Stories
An Ode To Flaws
Writer, model and Kundalini yoga teacher Amanda Norgaard has penned a poem for Wonderflaw.
Text Amanda Norgaard
Flaws
I love the reflection of the multidimensional human-mirror.
When I look at you, I want to see where the pain and the love have touched your heart equally.
Let me in on the leftovers from laughter and show me where the tears have kissed the corners of your eyes.
Where your lineage reads across your forehead like wild rivers.
The curve of your cheekbone is easily the most kissable part of your body.
I remember when my nose grew rebelliously overnight.
From a cute, likable digestible button nose to a characteristic noticeable centerpiece.
I remember how I thought character sapped me from my beauty.
A beautiful woman is not one with character.
Inside nor outside.
I realized how well I hid behind the perception of beauty.
What if flaws are beauty misunderstood?
On a bench a few summers ago, my mother told me how she’d become invisible.
“I’ve become invisible. No man looks at me anymore. It’s oddly liberating”
“But are you only invisible because men no longer look at you?” I asked her.
She stayed quiet.
Her body sighed yes.
How trapped yet dependable we’ve been made to believe that the male gaze is not only superior but also vital for our visibility. And that the one dimensional expression of beauty praised by that same gaze, is the triumph only.
That our beauty exists to be enjoyed outside of us.
That our sex exists to be devoured outside of us.
That our flaws exist to be judged outside of us.
It is not true.
It is for our own sensual enjoyment.
First and foremost.
Born with us.
Born from us.
We are shaped in a psychic web that praises the maiden only.
But what about
The Woman
The Mother
The Crone?
When I look at my mother’s face, I see how it changes. Minute by minute.
Like a watercolor painting.
At times she looks merely 20 going 57. From maiden to crone. A wrinkle in time.
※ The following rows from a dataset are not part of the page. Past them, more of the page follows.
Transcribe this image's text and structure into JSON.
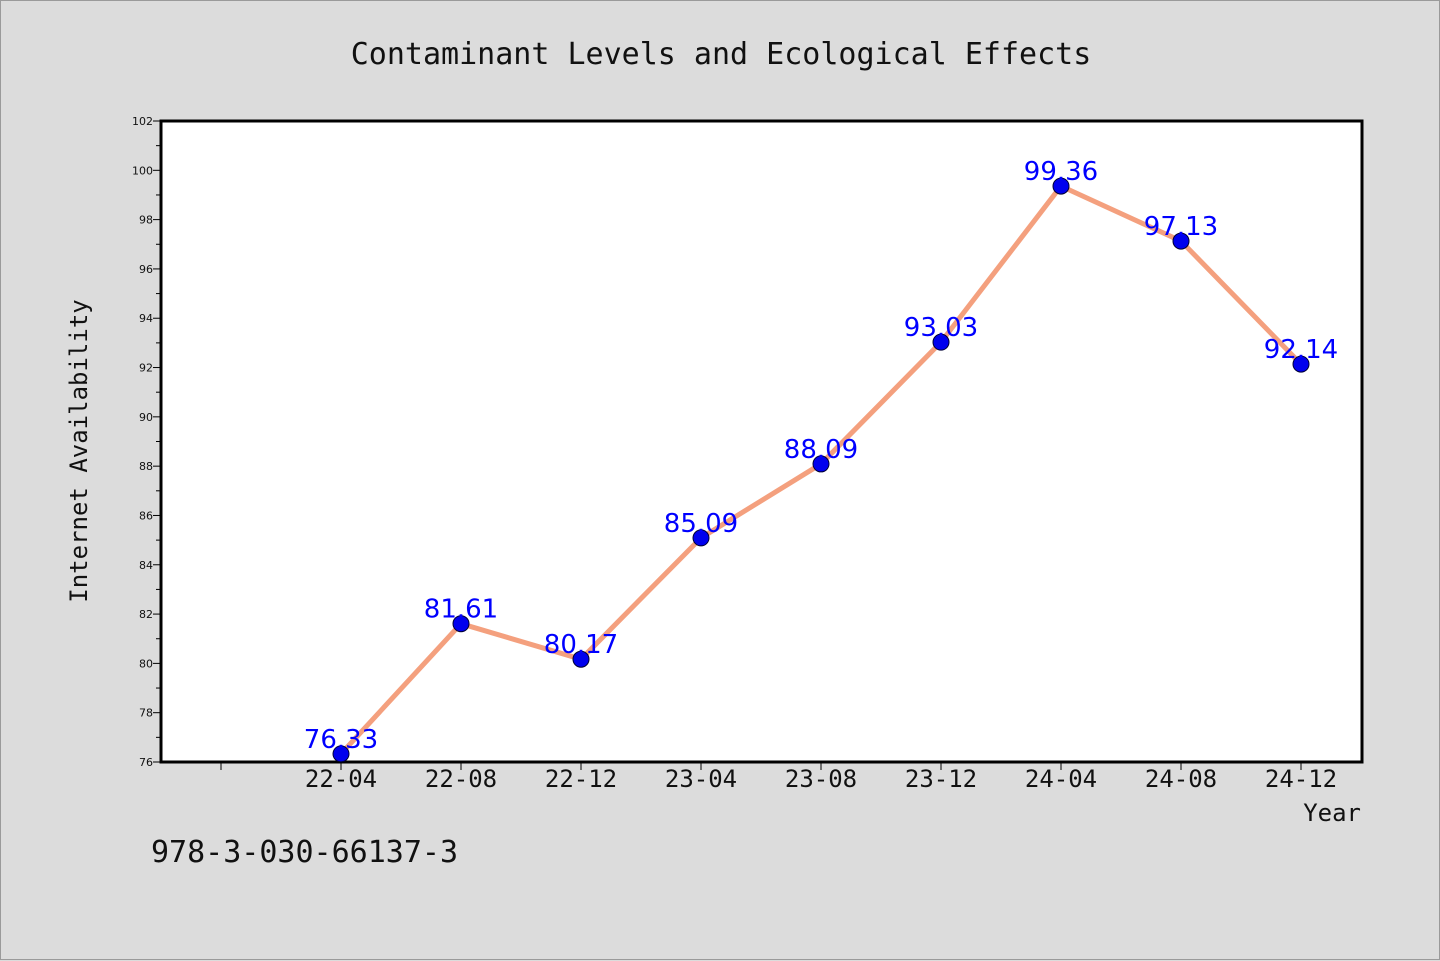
{
  "chart_data": {
    "type": "line",
    "title": "Contaminant Levels and Ecological Effects",
    "xlabel": "Year",
    "ylabel": "Internet Availability",
    "categories": [
      "22-04",
      "22-08",
      "22-12",
      "23-04",
      "23-08",
      "23-12",
      "24-04",
      "24-08",
      "24-12"
    ],
    "values": [
      76.33,
      81.61,
      80.17,
      85.09,
      88.09,
      93.03,
      99.36,
      97.13,
      92.14
    ],
    "data_labels": [
      "76.33",
      "81.61",
      "80.17",
      "85.09",
      "88.09",
      "93.03",
      "99.36",
      "97.13",
      "92.14"
    ],
    "ylim": [
      76,
      102
    ],
    "yticks": [
      "76",
      "78",
      "80",
      "82",
      "84",
      "86",
      "88",
      "90",
      "92",
      "94",
      "96",
      "98",
      "100",
      "102"
    ],
    "grid": false,
    "legend": "none",
    "colors": {
      "line": "#f4a07e",
      "marker": "#0000ee",
      "label": "#0000ff",
      "background": "#dcdcdc",
      "plot": "#ffffff"
    }
  },
  "footer": {
    "code": "978-3-030-66137-3"
  }
}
Her face tells the real story.
Face round, but hollow cheeked. Her skin, soft and gently draped over her bones.
Lines like rivers of sorrow, pain and the birth of three children.
“Is my eye lazy?”
Why do we so often judge everything that makes us human, ugly, when the flaws are innately the beauty of being alive; expressed and embodied?
My father always had puffy eyebags, and when I pointed my tiny finger to his pillowy skin and asked: “What’s that?”
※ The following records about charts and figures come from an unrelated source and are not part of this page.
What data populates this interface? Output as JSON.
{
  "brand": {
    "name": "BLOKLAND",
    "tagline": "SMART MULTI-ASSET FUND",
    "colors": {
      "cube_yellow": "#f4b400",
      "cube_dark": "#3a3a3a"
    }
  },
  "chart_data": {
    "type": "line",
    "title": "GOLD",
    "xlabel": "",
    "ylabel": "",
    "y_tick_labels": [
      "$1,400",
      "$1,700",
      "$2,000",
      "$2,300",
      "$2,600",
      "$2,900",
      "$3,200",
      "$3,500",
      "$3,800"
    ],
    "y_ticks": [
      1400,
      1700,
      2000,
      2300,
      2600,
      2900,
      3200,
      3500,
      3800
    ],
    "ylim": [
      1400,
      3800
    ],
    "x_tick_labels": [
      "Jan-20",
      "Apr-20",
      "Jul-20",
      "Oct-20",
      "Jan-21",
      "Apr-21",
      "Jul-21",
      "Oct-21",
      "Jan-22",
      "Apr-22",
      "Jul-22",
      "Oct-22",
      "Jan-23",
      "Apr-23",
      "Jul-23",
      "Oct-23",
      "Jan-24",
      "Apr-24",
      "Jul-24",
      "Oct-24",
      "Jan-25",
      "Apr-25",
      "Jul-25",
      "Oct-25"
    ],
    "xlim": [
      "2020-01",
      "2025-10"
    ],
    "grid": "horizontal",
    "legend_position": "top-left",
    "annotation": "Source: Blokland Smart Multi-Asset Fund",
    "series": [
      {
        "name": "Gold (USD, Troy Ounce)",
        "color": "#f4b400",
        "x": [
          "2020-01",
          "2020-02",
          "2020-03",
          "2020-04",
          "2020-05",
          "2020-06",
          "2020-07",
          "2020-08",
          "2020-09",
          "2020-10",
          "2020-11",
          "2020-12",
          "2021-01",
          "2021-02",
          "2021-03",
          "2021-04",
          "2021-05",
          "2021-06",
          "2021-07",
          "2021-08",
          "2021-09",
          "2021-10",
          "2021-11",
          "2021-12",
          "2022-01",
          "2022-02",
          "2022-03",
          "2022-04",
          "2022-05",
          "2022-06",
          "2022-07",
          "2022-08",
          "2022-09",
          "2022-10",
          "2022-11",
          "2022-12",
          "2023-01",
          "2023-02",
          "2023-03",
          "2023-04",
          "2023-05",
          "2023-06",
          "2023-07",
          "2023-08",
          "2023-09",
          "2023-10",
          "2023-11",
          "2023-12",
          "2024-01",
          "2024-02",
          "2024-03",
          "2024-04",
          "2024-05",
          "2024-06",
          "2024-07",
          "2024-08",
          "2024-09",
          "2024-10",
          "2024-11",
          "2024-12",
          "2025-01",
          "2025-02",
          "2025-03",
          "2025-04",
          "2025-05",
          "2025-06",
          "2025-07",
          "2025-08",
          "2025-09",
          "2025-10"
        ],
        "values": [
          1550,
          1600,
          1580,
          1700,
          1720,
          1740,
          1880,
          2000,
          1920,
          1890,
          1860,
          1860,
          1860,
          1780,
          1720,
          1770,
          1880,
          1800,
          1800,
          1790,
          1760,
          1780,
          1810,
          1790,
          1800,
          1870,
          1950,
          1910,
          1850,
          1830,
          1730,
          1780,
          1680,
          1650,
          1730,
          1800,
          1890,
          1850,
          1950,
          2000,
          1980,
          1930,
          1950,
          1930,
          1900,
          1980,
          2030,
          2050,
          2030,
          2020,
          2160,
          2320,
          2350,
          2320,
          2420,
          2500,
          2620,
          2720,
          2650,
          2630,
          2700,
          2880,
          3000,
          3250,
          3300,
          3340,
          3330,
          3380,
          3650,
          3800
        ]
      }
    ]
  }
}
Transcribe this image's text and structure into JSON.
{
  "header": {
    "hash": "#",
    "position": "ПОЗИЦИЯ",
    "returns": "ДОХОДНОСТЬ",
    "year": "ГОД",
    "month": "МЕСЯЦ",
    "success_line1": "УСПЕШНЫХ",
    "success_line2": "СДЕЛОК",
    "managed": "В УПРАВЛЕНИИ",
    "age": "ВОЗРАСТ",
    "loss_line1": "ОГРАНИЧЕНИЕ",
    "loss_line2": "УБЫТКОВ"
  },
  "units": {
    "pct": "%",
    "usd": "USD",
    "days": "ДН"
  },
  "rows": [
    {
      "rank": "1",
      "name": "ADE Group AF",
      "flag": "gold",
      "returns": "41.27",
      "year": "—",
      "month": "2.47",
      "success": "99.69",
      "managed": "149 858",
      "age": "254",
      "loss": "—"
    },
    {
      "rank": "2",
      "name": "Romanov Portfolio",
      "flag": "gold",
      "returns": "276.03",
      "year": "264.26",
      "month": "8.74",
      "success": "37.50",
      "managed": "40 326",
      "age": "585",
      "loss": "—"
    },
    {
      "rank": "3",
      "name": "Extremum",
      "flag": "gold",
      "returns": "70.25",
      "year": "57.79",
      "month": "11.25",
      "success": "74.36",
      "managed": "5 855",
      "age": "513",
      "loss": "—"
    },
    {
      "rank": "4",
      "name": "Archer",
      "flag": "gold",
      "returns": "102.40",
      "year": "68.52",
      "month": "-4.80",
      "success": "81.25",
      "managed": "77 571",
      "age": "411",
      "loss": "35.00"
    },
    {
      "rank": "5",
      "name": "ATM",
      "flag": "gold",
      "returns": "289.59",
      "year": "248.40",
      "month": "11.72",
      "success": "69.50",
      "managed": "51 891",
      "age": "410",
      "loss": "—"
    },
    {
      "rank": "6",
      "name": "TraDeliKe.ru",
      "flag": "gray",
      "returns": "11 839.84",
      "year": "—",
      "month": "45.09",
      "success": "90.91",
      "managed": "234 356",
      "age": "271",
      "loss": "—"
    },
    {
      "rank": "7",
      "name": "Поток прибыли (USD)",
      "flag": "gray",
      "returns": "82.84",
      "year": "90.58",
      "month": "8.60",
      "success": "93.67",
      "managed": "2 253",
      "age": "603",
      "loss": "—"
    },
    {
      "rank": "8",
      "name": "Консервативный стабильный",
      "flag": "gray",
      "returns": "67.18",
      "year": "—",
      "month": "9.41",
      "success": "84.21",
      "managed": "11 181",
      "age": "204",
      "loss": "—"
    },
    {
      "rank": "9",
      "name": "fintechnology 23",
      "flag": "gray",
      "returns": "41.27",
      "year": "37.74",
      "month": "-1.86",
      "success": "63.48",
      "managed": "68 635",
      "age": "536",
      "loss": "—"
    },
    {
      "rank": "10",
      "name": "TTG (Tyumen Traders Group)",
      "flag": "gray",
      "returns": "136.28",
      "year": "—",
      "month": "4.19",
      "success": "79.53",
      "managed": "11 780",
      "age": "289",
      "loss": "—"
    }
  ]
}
He said: “This is where I keep my memories.”
Our human history reads like poetry all across our face and our body. It’s embedded into our skin. And our skin stretched across our bones, like a canvas.
Stained with flaws and beauty alike.
Crevices where the light can enter you. Imprints of a lover’s handwriting in forever ink. Layers upon layers of skin that once felt kin.
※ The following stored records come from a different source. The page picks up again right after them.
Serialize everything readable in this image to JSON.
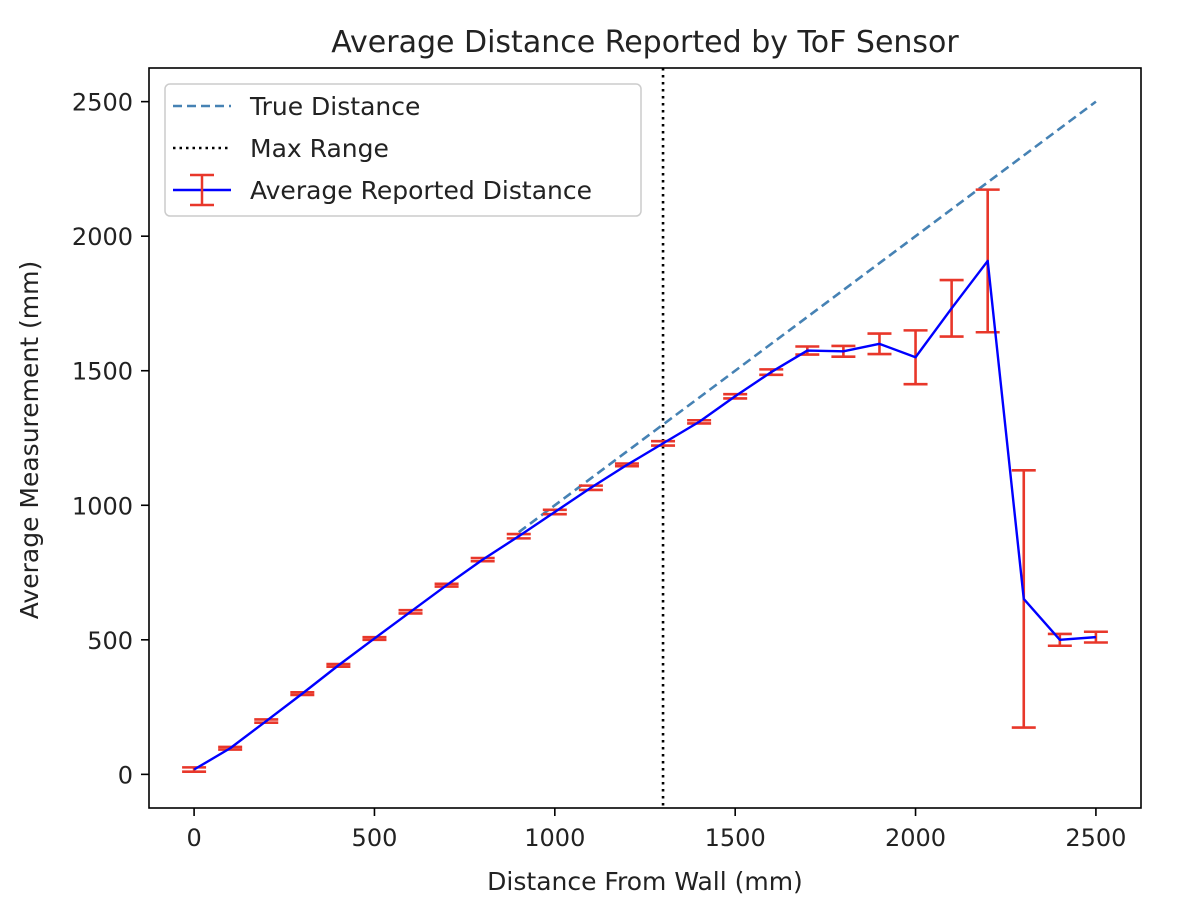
{
  "chart_data": {
    "type": "line",
    "title": "Average Distance Reported by ToF Sensor",
    "xlabel": "Distance From Wall (mm)",
    "ylabel": "Average Measurement (mm)",
    "xlim": [
      -125,
      2625
    ],
    "ylim": [
      -125,
      2625
    ],
    "xticks": [
      0,
      500,
      1000,
      1500,
      2000,
      2500
    ],
    "yticks": [
      0,
      500,
      1000,
      1500,
      2000,
      2500
    ],
    "grid": false,
    "legend_position": "upper-left",
    "series": [
      {
        "name": "True Distance",
        "style": "dashed",
        "color": "#4682b4",
        "x": [
          900,
          2500
        ],
        "y": [
          900,
          2500
        ]
      },
      {
        "name": "Max Range",
        "style": "dotted-vertical",
        "color": "#000000",
        "x": [
          1300,
          1300
        ],
        "y": [
          -125,
          2625
        ]
      },
      {
        "name": "Average Reported Distance",
        "style": "solid-errorbar",
        "color": "#0000ff",
        "errorbar_color": "#e8372a",
        "x": [
          0,
          100,
          200,
          300,
          400,
          500,
          600,
          700,
          800,
          900,
          1000,
          1100,
          1200,
          1300,
          1400,
          1500,
          1600,
          1700,
          1800,
          1900,
          2000,
          2100,
          2200,
          2300,
          2400,
          2500
        ],
        "y": [
          18,
          97,
          198,
          300,
          405,
          505,
          604,
          703,
          798,
          885,
          975,
          1065,
          1150,
          1230,
          1310,
          1405,
          1495,
          1575,
          1572,
          1600,
          1550,
          1732,
          1908,
          652,
          500,
          510
        ],
        "error": [
          8,
          5,
          6,
          5,
          5,
          5,
          6,
          5,
          6,
          8,
          8,
          8,
          5,
          8,
          6,
          8,
          10,
          15,
          20,
          38,
          100,
          105,
          265,
          478,
          22,
          20
        ]
      }
    ]
  }
}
Where the eye meets the I,
Nature is my greatest muse. In her, I see all life reflected into particles of truth.
When I lose touch with what is real; I go to her.
I lay my conditioned mind upon her altar.
“Replace my mind with your mind.
Reveal to me what I cannot see.
Unfold in me what I am yet to feel”
And before me she reveals what beauty is;
What the mind reads as flaws
Are poetry in motion
A Creative Act
Wild, untamed, beautiful, organic, growths and entities outgrowing their original creator.
A tiny tree grows from the remains of a fallen one.
A courageous sprout breaks through seemingly dead soil.
Nature too, is beautiful in the barren season of winter.
So are we.
I see no generic movement in Nature, yet all I see is beauty.
I see no sameness in Nature, yet all I see is belonging.
About Amanda Norgaard
Amanda Norgaard is a multi-faceted woman: Writer, creative director, model, and Kundalini yoga teacher. Norgaard is also the founder of Illumination, a creative house that combines poetic storytelling with healing modalities, spiritual practices, and a sense of community. She’s a self-proclaimed practical dreamer, poet, mover and shaker, and lover.
After studying various healing methods over 15 years, Norgaard has carved a space as a unique creative mentor. Having battled anxiety, depression, exhaustion, and a lack of vitality from a young age due to PTSD, she knows what it’s like not to be in love with life. Still, the modern poet believes we all have the potential to cherish life and move our desires and visions into reality.